Suppose, to take a frivolous example, you were interested in a particular horse race. Suppose you intended to place a wager that a particular horse would win that race. Twenty-four hours in advance of the race, you could make up your mind quite firmly that if the horse were to win the next day, you would, immediately upon receiving the news, add water to the first element of a telechronic battery. If it did not win, you would not.

Having made that decision, you need then but observe the last element. If the thiotimoline in that last element dissolves—followed by a chain of solutions all along the battery at 1.12 second intervals, with which you need not be concerned—you will know that the horse will win beyond doubt. You might even, if you were in a flamboyant mood, allow the solution of the final element to activate a flashing light, a fire gong, a charge of explosive; anything that will unmistakably attract your attention.

You laugh, gentlemen, and yet can this system not be applied, without change, to the launching of a satellite?

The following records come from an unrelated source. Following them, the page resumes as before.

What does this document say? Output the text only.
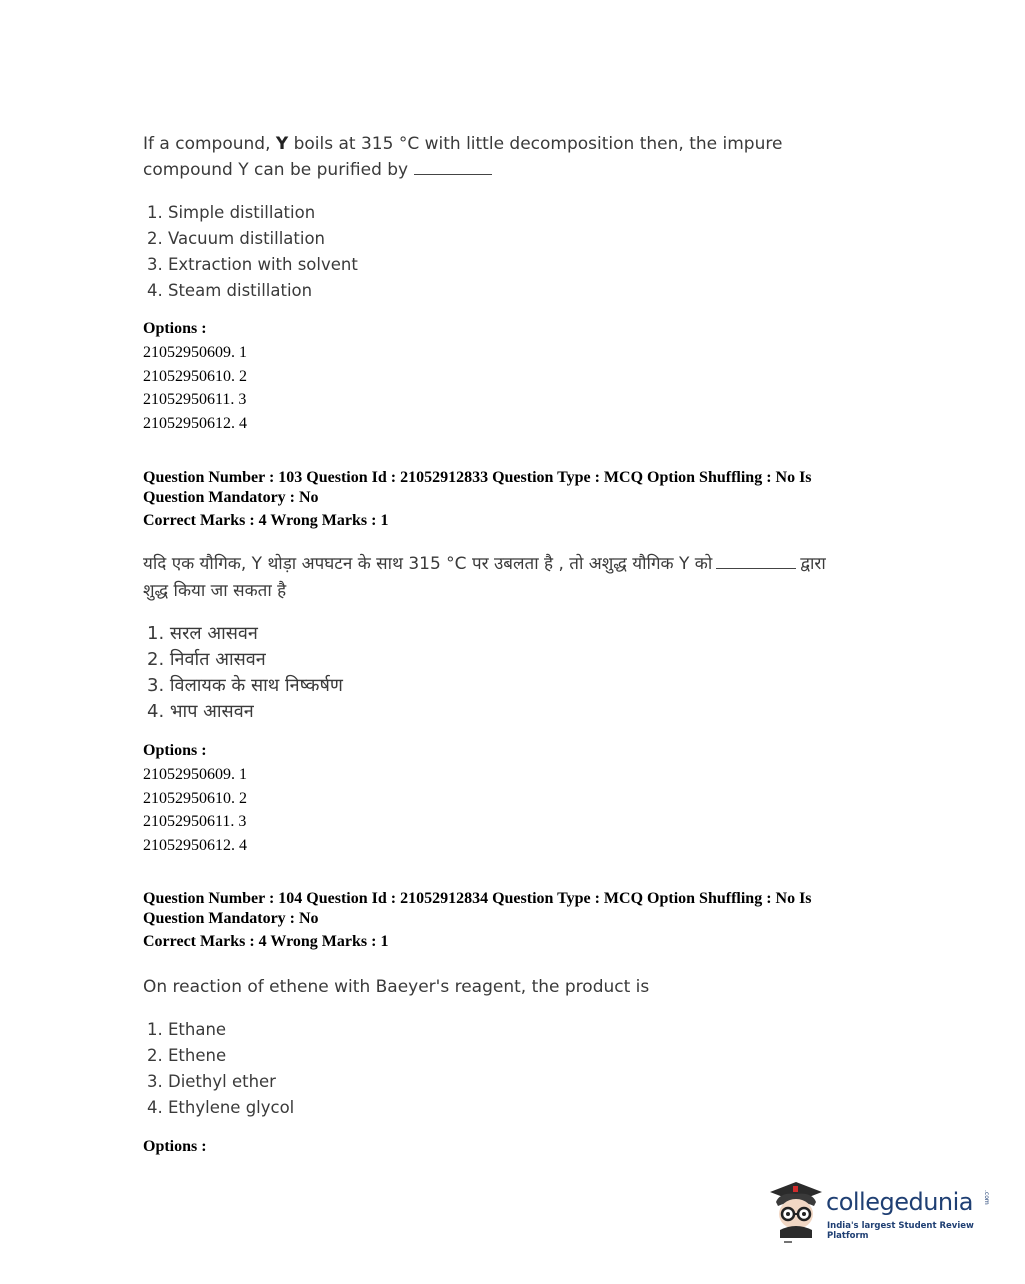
If a compound, Y boils at 315 °C with little decomposition then, the impure compound Y can be purified by
1. Simple distillation
2. Vacuum distillation
3. Extraction with solvent
4. Steam distillation
Options :
21052950609. 1
21052950610. 2
21052950611. 3
21052950612. 4
Question Number : 103 Question Id : 21052912833 Question Type : MCQ Option Shuffling : No Is
Question Mandatory : No
Correct Marks : 4 Wrong Marks : 1
यदि एक यौगिक, Y थोड़ा अपघटन के साथ 315 °C पर उबलता है , तो अशुद्ध यौगिक Y को	द्वारा
शुद्ध किया जा सकता है
1. सरल आसवन
2. निर्वात आसवन
3. विलायक के साथ निष्कर्षण
4. भाप आसवन
Options :
21052950609. 1
21052950610. 2
21052950611. 3
21052950612. 4
Question Number : 104 Question Id : 21052912834 Question Type : MCQ Option Shuffling : No Is
Question Mandatory : No
Correct Marks : 4 Wrong Marks : 1
On reaction of ethene with Baeyer's reagent, the product is
1. Ethane
2. Ethene
3. Diethyl ether
4. Ethylene glycol
Options :
collegedunia .com
India's largest Student Review Platform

Suppose that four hours after launching, an automatic device on board the satellite telemeters a signal to the launching base. Suppose, next, that this radio signal is designed to activate the first element of a telechronic battery.

Do you see the consequences? The sending of the signal four hours after launching can only mean that the satellite is safely in orbit. If it were not, it would have plunged to destruction before the four hours had elapsed. If then, the final element of the telechronic battery dissolves today, we can be certain that there will be a successful launching tomorrow and all may proceed.

If the final element does not dissolve, the launching will not be successful and there must, therefore, be something wrong with the satellite assembly. A team of technicians will begin checking the device and at the moment when the defective item is corrected, the telechronic battery will operate. The launching will then be scheduled in the full expectation of success.